Türk Büro-Sen Bilecik Temsilcisi Cüneyt Taşkesen, Büro Memur-sen il temsilcisi kendilerini basın önünde çok yer almakla suçladığını söyledi. Büro Memur-Sen’in geçtiğimiz yıl sadece bir basın açıklaması yaptığını belirten Taşkesen, sendikaların ve sivil toplum kuruluşlarının en büyük gücünün basın olduğunu kaydetti.

“Şube Olma Özelliklerini Kaybetmişlerdir”

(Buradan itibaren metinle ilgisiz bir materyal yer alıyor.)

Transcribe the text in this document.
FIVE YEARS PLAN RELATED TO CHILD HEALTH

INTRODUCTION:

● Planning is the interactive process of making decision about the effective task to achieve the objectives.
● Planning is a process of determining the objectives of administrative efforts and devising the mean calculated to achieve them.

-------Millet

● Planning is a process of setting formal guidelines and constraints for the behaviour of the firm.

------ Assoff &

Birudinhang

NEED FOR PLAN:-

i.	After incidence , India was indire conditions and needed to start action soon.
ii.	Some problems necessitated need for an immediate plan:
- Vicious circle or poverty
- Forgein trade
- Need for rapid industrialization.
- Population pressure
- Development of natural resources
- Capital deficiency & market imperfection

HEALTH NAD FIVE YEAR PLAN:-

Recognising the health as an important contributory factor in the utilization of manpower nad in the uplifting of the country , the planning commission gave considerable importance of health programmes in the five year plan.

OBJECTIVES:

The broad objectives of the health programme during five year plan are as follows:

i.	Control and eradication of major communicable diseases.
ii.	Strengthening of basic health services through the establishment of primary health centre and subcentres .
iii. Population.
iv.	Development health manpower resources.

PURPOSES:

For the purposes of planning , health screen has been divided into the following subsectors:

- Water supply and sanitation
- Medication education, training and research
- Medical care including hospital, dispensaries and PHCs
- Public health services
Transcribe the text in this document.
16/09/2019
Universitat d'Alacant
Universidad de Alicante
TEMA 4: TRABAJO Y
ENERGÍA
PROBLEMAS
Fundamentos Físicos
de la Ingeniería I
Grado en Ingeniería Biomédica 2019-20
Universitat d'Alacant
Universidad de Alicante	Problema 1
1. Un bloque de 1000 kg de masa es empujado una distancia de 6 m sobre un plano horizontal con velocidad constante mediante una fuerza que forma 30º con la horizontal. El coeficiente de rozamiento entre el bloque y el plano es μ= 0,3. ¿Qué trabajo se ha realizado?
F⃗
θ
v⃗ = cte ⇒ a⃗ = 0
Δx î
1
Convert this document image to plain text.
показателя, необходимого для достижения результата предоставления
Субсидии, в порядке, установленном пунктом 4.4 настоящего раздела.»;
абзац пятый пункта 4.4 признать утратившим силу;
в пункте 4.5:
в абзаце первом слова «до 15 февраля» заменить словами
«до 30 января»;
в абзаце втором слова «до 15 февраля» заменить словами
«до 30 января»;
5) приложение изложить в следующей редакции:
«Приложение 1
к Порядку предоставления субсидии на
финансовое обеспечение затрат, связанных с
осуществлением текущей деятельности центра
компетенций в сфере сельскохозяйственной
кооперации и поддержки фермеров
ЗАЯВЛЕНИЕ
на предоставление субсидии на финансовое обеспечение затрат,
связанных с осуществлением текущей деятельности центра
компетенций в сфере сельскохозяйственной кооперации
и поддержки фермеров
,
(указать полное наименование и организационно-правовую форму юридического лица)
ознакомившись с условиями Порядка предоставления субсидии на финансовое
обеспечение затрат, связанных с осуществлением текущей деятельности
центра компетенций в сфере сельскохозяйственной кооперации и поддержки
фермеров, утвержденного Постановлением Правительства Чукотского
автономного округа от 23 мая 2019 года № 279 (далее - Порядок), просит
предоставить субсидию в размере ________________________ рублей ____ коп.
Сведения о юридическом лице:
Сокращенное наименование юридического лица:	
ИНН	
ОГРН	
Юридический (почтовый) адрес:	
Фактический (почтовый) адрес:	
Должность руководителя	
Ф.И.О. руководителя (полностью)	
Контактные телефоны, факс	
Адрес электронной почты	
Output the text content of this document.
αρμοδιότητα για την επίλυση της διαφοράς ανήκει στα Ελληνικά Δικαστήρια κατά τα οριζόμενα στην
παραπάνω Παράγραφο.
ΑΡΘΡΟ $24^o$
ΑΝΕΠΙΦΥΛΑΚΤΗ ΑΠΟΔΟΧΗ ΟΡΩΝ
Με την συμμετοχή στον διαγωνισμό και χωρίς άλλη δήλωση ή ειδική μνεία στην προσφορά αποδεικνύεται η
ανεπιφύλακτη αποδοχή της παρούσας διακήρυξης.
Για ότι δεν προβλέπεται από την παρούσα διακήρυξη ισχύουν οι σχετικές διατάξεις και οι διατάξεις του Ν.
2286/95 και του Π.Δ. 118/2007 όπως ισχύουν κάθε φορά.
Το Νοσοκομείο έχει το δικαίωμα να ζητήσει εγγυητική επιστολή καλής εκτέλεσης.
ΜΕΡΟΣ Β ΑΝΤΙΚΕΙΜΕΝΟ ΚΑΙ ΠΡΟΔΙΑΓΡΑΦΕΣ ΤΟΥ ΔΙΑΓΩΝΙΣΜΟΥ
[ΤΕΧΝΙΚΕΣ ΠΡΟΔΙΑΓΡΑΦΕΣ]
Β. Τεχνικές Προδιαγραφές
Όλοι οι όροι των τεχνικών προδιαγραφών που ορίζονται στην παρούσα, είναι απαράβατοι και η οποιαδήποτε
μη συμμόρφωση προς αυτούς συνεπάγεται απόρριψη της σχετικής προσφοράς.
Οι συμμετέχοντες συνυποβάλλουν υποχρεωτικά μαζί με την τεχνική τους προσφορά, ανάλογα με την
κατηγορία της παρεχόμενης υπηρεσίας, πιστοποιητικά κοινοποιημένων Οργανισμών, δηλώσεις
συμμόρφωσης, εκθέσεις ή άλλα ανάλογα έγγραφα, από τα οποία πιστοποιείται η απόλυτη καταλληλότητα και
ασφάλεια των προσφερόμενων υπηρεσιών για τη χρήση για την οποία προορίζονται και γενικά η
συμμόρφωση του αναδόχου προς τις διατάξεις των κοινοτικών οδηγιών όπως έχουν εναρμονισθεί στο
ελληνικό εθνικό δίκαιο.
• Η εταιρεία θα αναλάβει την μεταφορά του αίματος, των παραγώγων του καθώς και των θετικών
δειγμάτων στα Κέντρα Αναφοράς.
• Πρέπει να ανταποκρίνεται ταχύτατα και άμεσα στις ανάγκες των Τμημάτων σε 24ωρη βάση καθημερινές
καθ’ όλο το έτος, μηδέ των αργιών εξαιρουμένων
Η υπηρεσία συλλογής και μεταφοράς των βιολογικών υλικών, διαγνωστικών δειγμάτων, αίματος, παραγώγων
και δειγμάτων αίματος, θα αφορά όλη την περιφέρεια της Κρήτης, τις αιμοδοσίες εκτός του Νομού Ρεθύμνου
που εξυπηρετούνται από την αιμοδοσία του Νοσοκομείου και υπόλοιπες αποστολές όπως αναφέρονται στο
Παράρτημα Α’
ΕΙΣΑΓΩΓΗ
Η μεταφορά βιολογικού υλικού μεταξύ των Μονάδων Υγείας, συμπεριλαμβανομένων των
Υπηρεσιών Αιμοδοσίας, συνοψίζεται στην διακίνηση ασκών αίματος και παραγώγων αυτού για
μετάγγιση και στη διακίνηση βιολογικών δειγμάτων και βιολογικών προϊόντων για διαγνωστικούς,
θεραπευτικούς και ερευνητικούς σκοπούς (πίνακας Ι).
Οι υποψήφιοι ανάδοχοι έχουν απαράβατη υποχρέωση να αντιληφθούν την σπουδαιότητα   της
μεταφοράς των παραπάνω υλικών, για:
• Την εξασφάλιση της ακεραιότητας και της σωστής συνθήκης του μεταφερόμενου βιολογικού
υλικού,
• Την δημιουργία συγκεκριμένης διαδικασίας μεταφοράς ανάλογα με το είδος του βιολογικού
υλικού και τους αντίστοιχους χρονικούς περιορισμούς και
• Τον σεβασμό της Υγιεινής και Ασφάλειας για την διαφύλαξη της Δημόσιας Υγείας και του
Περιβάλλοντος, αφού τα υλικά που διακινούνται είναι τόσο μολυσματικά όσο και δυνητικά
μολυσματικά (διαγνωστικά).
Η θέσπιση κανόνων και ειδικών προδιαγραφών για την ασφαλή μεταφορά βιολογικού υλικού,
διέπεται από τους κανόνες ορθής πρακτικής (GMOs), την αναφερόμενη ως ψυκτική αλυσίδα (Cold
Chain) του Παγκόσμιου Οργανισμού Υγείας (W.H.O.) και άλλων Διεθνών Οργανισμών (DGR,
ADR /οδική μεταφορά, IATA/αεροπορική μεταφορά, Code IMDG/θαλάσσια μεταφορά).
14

Taşkesen, Bilecik’te bulunan Büro Memur-Sen şube olma özelliğini kaybettiği ve sendika yöneticilerinin haftanın her günü kurum ziyaret gerçekleştirdiği iddiasında bulundu. Taşkesen bu iddiasında, “Büro Memur –Sen   Bilecik’te Yalova ile ortak şubedir ve bize gelen bilgiler doğrultusunda üye sayıları azalmış şube olma özelliklerini kaybetmişlerdir. 4688 sayılı yasa gereği şube yöneticileri haftada bir gün sendikal izin kullanırlar ve kurum ziyaretlerini bu belirlenen günde yaparlar, ancak yine bize gelen bilgiler ışığında Büro Memur-Sen şube yönetici arkadaşları hemen, hemen her gün Kurumlarda sendikacılık yapmaktadırlar.” ifadelerini kullandı.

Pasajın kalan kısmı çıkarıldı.